WASHINGTON D.C., U.S.A. – Bomba Estéreo, a Colombia-based band, started the year on fire, performing at two festivals in Latin America before rocking the United States during a 29-city tour.
“Our music is reaching new audiences,” said Julián Salazar, Bomba Estéreo’s guitarist, about their U.S. tour, which began in mid-April.
The name of the band’s tour, “Body and Soul,” couldn’t have been more fitting.
“When we are on stage, we try to give as much of ourselves as we can,” Salazar said. “When the fans start dancing and jumping, that in turn gives us a lot more energy.”
The effort exerted by Bomba Estéreo during a show moves and inspires the audience, which was evident during a recent show at the Black Cat in Washington, D.C., on May 5.
The band promotes its latest album, “Ponte Bomb,” which features the band’s version of Technotronic’s dance-floor late 1980’s classic “Pump up the Jam” as well as an assortment of innovative remixes for “Fuego” and “La Boquilla.”
The U.S. tour has been satisfying and a great platform for the band to gain exposure, Salazar said.
Bomba Estéreo’s music transcends linguistic barriers and no matter where it plays, the audience can’t resist moving to the band’s soothing sounds, Salazar said.
“We didn’t expect for people to know our music [before the show],” he said. “But the reception we’ve had has been quite surprising.”
Salazar said Bomba Estéreo prefers to play in small, intimate venues, which allows it to make a stronger connection to the audience.
“In smaller venues you are in direct contact with the crowd and you feel their energy,” he said.
This foursome of Bomba Estéreo came together during a project organized by Simón Mejía, the band’s founder and bassist/programmer, in 2005.
But Bomba Estéreo’s success didn’t come overnight.
The band originally was formed as A.M. 770, as an assembly of disc jockeys and visual artists, led by Mejía.
Mejía first teamed with Liliana Saumet, the band’s lead vocalist, and the two released Bomba Estéreo’s first album, “Vol. 1,” in 2006.
Mejía and Saumet were joined by Salazar as lead guitarist and Kike Egurrola on drums, completing the band.
Since then, the band found its niche with striking sounds of electronic music mixed with Colombian folkloric roots music mixed with hip-hop beats.

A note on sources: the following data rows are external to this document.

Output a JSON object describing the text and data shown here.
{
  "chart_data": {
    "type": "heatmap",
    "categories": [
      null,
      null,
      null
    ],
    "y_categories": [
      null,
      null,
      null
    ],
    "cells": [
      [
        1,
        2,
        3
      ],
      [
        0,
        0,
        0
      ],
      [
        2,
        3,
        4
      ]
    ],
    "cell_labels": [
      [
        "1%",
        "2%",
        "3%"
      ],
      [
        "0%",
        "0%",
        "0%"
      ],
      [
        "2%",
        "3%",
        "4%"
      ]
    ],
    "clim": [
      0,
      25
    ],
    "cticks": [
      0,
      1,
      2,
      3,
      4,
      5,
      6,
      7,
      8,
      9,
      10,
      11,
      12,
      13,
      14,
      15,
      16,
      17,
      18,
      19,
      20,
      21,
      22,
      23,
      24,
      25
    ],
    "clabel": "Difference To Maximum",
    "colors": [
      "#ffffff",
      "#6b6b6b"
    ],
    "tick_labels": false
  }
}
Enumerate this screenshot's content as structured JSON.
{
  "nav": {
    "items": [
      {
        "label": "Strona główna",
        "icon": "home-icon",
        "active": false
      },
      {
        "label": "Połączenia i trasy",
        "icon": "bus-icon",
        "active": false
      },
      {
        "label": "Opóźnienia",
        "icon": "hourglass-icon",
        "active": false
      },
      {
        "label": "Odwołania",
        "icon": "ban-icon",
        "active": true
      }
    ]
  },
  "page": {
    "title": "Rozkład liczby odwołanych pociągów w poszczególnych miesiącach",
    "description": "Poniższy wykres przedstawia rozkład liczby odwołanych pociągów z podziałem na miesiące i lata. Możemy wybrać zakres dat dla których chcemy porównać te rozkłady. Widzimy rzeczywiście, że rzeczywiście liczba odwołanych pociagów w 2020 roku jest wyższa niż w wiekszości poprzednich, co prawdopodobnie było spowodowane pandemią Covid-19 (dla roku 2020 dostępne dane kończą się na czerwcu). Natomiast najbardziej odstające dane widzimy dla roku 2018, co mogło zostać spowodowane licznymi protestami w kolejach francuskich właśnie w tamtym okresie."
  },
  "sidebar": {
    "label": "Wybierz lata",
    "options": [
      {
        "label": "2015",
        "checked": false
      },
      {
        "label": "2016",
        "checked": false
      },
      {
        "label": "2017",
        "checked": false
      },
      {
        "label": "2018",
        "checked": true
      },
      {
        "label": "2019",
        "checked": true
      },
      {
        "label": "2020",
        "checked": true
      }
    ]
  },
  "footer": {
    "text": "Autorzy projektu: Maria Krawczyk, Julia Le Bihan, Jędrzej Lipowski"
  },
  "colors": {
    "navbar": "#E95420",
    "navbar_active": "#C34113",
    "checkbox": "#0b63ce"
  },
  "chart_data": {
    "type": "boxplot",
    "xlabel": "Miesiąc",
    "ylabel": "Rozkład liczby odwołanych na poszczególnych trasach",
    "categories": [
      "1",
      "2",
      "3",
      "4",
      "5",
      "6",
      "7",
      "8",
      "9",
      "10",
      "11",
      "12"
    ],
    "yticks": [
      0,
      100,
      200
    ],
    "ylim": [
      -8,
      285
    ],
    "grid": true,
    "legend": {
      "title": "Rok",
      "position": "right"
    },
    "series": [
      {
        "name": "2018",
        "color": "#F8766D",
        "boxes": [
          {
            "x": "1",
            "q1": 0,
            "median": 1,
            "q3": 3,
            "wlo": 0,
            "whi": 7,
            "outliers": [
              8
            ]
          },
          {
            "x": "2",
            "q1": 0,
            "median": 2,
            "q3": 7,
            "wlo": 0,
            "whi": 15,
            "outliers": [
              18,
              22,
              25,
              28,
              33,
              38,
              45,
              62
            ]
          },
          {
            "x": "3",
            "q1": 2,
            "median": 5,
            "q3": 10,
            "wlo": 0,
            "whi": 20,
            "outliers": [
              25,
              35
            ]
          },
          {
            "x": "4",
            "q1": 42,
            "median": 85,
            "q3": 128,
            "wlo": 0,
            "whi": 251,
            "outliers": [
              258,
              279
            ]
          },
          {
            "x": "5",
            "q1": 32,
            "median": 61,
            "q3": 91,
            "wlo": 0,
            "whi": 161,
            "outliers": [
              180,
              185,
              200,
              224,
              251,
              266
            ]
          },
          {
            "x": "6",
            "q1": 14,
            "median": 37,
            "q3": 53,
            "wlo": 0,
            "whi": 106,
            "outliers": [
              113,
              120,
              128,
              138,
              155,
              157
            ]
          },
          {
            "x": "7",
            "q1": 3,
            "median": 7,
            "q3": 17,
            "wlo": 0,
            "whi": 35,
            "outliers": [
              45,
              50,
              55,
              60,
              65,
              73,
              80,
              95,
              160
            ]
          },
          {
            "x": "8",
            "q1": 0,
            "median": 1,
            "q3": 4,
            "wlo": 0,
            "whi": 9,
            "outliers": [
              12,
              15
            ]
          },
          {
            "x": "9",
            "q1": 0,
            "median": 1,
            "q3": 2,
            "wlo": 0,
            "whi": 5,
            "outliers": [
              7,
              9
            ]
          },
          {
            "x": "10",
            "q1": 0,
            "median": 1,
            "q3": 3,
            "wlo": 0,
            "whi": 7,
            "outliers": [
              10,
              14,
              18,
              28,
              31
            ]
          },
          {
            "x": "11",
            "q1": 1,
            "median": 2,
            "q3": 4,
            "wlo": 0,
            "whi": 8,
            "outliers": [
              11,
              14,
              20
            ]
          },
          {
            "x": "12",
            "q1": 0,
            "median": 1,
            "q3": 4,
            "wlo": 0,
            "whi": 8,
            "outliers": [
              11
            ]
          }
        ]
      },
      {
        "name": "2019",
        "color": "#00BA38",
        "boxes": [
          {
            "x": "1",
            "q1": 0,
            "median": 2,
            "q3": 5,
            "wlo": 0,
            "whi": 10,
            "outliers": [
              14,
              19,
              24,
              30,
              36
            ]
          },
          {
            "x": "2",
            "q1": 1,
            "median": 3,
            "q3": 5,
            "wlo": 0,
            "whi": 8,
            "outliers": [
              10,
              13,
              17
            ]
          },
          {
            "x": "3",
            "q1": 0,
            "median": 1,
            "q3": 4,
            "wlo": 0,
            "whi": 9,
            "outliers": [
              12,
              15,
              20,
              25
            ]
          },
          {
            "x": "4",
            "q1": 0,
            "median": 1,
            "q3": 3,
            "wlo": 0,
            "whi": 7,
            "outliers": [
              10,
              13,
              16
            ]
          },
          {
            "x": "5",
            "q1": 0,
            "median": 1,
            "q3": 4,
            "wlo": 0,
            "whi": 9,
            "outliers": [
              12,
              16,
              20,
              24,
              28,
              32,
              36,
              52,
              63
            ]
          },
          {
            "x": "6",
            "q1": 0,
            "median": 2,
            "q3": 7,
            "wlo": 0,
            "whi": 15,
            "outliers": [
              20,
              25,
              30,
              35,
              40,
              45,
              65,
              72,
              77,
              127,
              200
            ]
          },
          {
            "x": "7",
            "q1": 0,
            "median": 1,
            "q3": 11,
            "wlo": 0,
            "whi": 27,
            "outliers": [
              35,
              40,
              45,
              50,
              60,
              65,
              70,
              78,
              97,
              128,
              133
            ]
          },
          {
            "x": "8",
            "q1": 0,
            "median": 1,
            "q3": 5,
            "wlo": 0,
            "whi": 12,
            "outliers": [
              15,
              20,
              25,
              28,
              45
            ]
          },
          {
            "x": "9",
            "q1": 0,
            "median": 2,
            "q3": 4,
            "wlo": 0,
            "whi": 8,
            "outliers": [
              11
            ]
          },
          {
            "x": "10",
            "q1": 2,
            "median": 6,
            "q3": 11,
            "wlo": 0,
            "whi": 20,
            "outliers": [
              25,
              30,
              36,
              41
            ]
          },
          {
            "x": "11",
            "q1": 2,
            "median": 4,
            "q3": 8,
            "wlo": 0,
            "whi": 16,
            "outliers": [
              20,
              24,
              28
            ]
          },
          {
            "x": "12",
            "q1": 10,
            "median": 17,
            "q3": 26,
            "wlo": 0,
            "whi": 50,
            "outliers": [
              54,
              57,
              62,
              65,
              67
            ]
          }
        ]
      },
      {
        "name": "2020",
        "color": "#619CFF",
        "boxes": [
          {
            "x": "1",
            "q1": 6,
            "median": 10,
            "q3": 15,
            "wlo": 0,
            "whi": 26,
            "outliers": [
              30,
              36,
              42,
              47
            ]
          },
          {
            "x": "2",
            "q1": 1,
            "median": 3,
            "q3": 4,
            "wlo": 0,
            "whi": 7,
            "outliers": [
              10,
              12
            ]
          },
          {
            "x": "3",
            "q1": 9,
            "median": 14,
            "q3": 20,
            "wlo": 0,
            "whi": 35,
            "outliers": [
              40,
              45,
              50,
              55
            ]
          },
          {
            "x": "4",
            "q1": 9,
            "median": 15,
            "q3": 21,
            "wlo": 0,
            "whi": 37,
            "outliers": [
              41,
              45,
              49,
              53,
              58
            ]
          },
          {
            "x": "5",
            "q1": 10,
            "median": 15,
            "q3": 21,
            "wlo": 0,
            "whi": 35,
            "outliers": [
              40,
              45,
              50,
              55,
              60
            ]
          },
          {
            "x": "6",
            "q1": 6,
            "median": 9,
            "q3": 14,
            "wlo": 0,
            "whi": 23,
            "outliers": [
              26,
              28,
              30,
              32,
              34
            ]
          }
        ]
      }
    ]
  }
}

Bomba Estéreo’s musical style has taken them to key festivals like South by Southwest, Lollapalooza, Coachella, and many others throughout the world.
Salazar said the band’s hard work is paying off.
“People are realizing that we are a band that knows its identity and have come a long way,” he said.
Bomba Estéreo also is receiving praise from the music and movie industries.
The recently released American film “Limitless” features a remix of Bomba Estéreo’s “La Boquilla,” a song featured on the “Ponte Bomb” album.
Last summer, Bomba Estéreo was named “Best New Band in the World” by MTV. The group recorded a session with fans in a small downtown New York City venue for MTV.
Salazar said they will work on their third album, which is expected to be released later this year, when they’re done touring.
“We are still in the process of composing songs,” Salazar said about the recording of their third album. “There is still a lot of work to be done.”